Bucking the tide of compact crossover sport utility vehicles, three 2018 cars from Japan's Toyota and South Korea's Kia are sparking renewed consumer interest in four-door sedans.
These sedans are being unveiled at a time when crossover utility vehicles, especially in the compact class, have taken over as the hottest category in U.S. vehicle sales -- mainly at the expense of midsize and compact sedans.
The 2018 sedans to watch are the all-new Toyota Camry, the Lexus LS 500 from Toyota's luxury division, as well as the Kia Stinger, a new midsize sports fastback that looks as if it could threaten some of Europe's best.
Despite the booming popularity of compact crossovers, manufacturers still obviously believe in midsize sedans. The Camry, though losing 40,737 customers between 2015 and 2016, still tops the midsize field with 388,618 sold in 2016.
The 2018 model, seeking to mitigate the Camry's reputation as durable but bland, boasts styling changes and improvements across the board. It is longer, lower, and wider, with a lower center of gravity for better handling.
strong>As before, there are four versions: LE, XLE, SE, and XSE. The LE and XLE models have a different grille from the S and XSE versions and are oriented toward comfort, while the S and XSE models have a more sporting personality. Power choices are a 2.5-liter four-cylinder engine, a 3.5-liter V-6, and a hybrid powertrain.
All 2018 Toyota Camry models get the company's Entune 3.0 connectivity system, which includes navigation and a host of other state-of-the art features.
Over at Lexus, the attention grabber is the all-new LS 500, which, at 17 feet, 2 inches long, is bigger and classier than ever, rivaling the Audi A8, BMW 7 Series, Jaguar XJ, and Mercedes-Benz S-Class. The LS 500 is powered by a 415-horsepower 3.5-liter V-6 engine with twin turbochargers, a 10-speed automatic transmission, and a predicted zero-to-60 mph acceleration time of 5.1 seconds.

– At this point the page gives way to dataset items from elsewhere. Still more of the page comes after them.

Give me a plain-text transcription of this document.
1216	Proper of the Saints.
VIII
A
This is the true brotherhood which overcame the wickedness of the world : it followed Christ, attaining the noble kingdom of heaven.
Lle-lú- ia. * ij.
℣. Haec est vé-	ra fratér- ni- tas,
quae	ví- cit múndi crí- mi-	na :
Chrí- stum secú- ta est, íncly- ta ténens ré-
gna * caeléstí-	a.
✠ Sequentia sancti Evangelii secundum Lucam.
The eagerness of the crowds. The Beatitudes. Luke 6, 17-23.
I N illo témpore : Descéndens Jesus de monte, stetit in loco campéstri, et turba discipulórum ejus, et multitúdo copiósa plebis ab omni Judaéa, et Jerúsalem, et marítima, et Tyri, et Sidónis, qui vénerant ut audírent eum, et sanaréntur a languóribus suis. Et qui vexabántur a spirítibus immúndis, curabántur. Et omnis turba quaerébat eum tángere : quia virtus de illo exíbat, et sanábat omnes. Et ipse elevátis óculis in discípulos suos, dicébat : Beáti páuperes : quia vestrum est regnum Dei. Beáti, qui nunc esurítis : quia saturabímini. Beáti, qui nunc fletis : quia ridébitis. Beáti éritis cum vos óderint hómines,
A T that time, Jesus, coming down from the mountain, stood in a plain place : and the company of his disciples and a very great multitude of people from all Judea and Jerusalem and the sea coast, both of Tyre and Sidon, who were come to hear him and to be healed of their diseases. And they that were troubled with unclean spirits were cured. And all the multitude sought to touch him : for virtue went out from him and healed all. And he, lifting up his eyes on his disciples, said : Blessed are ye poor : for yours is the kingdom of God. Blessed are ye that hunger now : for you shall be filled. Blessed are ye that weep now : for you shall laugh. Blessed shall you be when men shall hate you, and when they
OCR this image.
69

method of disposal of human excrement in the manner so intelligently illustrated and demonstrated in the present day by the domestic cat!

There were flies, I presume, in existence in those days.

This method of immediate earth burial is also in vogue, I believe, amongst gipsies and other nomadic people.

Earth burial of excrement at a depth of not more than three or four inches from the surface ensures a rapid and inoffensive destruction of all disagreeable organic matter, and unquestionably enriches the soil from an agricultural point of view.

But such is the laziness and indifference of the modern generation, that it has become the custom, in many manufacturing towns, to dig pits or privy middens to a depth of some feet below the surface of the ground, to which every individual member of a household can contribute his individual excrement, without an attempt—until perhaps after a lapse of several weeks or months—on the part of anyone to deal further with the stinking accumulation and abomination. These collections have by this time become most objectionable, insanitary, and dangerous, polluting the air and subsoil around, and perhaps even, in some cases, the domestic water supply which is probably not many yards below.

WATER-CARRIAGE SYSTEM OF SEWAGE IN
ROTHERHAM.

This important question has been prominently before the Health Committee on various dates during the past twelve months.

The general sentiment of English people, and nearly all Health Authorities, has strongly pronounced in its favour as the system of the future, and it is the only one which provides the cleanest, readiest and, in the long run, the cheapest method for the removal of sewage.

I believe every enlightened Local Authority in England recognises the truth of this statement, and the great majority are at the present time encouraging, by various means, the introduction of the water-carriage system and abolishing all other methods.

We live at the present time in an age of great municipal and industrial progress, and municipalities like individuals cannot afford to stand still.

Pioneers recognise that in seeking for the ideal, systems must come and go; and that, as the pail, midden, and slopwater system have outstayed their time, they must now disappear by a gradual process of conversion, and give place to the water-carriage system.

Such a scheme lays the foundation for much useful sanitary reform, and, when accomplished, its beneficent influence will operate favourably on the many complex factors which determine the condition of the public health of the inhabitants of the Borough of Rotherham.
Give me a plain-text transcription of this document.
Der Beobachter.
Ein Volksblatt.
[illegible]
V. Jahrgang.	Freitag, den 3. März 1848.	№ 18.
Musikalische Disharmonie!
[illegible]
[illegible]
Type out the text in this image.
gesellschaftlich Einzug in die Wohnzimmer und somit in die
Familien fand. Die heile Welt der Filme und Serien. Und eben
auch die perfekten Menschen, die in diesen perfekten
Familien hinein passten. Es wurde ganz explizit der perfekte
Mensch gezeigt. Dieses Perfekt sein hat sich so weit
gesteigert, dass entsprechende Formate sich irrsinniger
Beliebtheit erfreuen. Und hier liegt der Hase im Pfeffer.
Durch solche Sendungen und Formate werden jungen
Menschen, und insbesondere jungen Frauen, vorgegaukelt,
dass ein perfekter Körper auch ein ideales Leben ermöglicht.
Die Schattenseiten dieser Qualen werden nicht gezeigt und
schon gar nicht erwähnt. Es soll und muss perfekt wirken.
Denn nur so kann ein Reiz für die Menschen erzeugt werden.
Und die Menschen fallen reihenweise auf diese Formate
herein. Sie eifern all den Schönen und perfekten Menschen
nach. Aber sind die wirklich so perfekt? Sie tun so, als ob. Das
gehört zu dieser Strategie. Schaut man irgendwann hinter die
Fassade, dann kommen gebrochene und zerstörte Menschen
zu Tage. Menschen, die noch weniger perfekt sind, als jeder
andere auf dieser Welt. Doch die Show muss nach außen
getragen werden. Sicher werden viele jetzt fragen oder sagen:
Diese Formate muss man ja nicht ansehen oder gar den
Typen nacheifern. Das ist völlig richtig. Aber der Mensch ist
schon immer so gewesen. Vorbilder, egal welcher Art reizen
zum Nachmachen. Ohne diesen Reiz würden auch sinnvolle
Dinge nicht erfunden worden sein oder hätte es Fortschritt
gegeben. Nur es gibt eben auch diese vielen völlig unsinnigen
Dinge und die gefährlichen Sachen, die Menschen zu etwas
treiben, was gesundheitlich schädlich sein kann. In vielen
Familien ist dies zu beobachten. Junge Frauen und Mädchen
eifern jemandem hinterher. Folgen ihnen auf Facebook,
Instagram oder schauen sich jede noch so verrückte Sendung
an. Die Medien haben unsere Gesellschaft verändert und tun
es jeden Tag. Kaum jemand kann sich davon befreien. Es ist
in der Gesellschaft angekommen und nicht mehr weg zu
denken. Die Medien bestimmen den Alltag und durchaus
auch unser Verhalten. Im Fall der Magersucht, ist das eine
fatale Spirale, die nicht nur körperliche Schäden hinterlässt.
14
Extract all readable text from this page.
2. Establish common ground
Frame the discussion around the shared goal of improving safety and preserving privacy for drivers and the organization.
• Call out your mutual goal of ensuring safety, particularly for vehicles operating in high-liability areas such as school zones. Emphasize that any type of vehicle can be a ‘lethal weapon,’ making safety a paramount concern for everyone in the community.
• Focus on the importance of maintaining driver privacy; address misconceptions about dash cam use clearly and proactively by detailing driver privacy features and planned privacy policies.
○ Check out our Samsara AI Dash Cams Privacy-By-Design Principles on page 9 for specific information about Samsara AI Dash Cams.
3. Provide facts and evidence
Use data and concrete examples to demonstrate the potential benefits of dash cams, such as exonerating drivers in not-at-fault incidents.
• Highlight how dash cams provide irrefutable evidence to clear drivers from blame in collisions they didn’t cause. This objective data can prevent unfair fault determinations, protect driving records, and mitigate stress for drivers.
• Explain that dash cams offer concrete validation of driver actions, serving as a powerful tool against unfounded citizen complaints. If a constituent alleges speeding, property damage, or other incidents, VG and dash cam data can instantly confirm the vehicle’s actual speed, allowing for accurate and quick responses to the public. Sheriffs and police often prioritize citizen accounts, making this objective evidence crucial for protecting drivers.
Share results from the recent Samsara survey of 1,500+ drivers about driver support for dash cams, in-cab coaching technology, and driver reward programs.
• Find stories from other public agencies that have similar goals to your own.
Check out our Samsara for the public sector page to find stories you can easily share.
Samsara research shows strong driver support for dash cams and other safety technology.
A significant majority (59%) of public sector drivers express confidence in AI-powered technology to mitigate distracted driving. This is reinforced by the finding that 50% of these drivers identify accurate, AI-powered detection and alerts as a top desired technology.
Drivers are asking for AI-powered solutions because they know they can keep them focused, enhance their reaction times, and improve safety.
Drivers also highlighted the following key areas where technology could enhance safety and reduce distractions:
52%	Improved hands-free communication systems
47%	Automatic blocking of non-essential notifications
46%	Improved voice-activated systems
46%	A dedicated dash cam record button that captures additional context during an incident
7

Among other things, its standard and optional features include a 12.3-inch center screen with navigation and handwriting recognition; air suspension system; heated, cooled, and massaging front and rear seats; and a detection system that can trigger braking or steering around a pedestrian.
Most of the excitement among enthusiasts, however, focuses on the Kia Stinger, an all-new car with a new name. It marks a milestone for the South Korean manufacturer, which delivers high-quality cars, crossovers, and even a minivan.
The midsize Stinger is a performance-oriented Gran Turismo four-door with a fastback design and a rear hatch, not unlike the larger Audi A7, which competes among cars that can cost up to $80,000.
Few Stinger details were available at its unveiling, including the price, but it will likely be way less than the A7's, and more competitive with the likes of the BMW 3 Series, Audi A4, Jaguar XE, Lexus IS, and Mercedes-Benz C-Class cars.
With rear-wheel drive or optional all-wheel drive with torque vectoring for improved handling, the Stinger will offer two powerplants: a 225-horsepower turbocharged 2.0-liter four-cylinder engine or a 365-horsepower twin-turbocharged V-6 engine. The transmission is an eight-speed automatic with paddle shifters for a manual shifting mode. No manual gearbox was considered.